Знаменитые призовые фуксии Янси на мгновение появились на экране.
— Возможно, вы знаете таких людей. Они не понимают одной простой вещи, — Янси, по своему обычаю, запустил руку в копилку фольклора. — Что землянину здорово, то марсианину — смерть. Я вот люблю на завтрак хорошо прожаренную яишенку из пары яиц, чашку сливового компота и слабо зажаренный тост. Маргарет предпочитает хрустящие кукурузные хлопья с молоком. А Ральфу не по вкусу ни то, ни другое, он обожает оладьи. А Фред из соседнего дома, того, что с большой лужайкой, обожает пирог с почками и бутылочку пивка.

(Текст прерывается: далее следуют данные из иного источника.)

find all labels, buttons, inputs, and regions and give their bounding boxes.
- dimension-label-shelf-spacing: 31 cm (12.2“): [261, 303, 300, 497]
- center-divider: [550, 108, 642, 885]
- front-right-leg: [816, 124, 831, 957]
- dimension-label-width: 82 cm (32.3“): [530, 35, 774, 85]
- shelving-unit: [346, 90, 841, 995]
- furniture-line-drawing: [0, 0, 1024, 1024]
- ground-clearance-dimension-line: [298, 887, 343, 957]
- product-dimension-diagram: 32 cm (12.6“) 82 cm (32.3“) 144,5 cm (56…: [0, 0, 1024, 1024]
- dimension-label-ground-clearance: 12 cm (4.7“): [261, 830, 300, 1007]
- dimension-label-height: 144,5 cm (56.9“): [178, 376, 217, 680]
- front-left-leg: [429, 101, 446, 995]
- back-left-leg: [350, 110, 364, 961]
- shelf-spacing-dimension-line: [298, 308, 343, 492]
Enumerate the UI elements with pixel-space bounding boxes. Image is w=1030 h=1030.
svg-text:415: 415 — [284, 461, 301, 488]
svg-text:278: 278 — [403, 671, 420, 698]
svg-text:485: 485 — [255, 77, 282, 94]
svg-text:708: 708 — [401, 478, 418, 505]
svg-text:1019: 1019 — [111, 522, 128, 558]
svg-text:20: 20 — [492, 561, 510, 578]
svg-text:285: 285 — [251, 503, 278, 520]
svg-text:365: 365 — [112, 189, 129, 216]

Тавернер вздрогнул. Придётся нащупывать дальнейший путь по миллиметру, как в темноте. Но зрители смотрели не отрываясь, ловя каждое слово. Первые тоненькие ростки радикальной идеи: у каждого есть своя собственная система ценностей, свой собственный стиль жизни. У каждого человека есть свои убеждения, свои радости, свой собственный круг вещей, которые он принимает или не принимает.
Конечно, Зиплинг прав, всё это потребует времени. Огромную лентотеку надо будет постепенно заменить, разрушив накопившиеся предписания по всем областям жизни. Начавшись с невинных примул, привьётся новый способ мышления, и когда девятилетний мальчик захочет узнать, справедлива или несправедлива война, он спросит прежде всего собственный разум. Готовых ответов от Янси больше не будет; Зиплинг уже готовит гештальт на эту тему, гештальт, который показывает, что любую войну одни считали справедливой, другие — захватнической.
Тавернер хотел бы сейчас посмотреть этот гештальт, но подготовка его, несомненно, займёт много времени. Это будёт позже, а сейчас Янси мало-помалу меняет свои пристрастия в искусстве. На днях все узнают, что его больше не восхищают пасторальные сценки с трубадурами и пастушками.
Что отныне любимый художник Янси — великий голландец пятнадцатого века, непревзойдённый мастер смерти и дьявольского ужаса — Иероним Босх.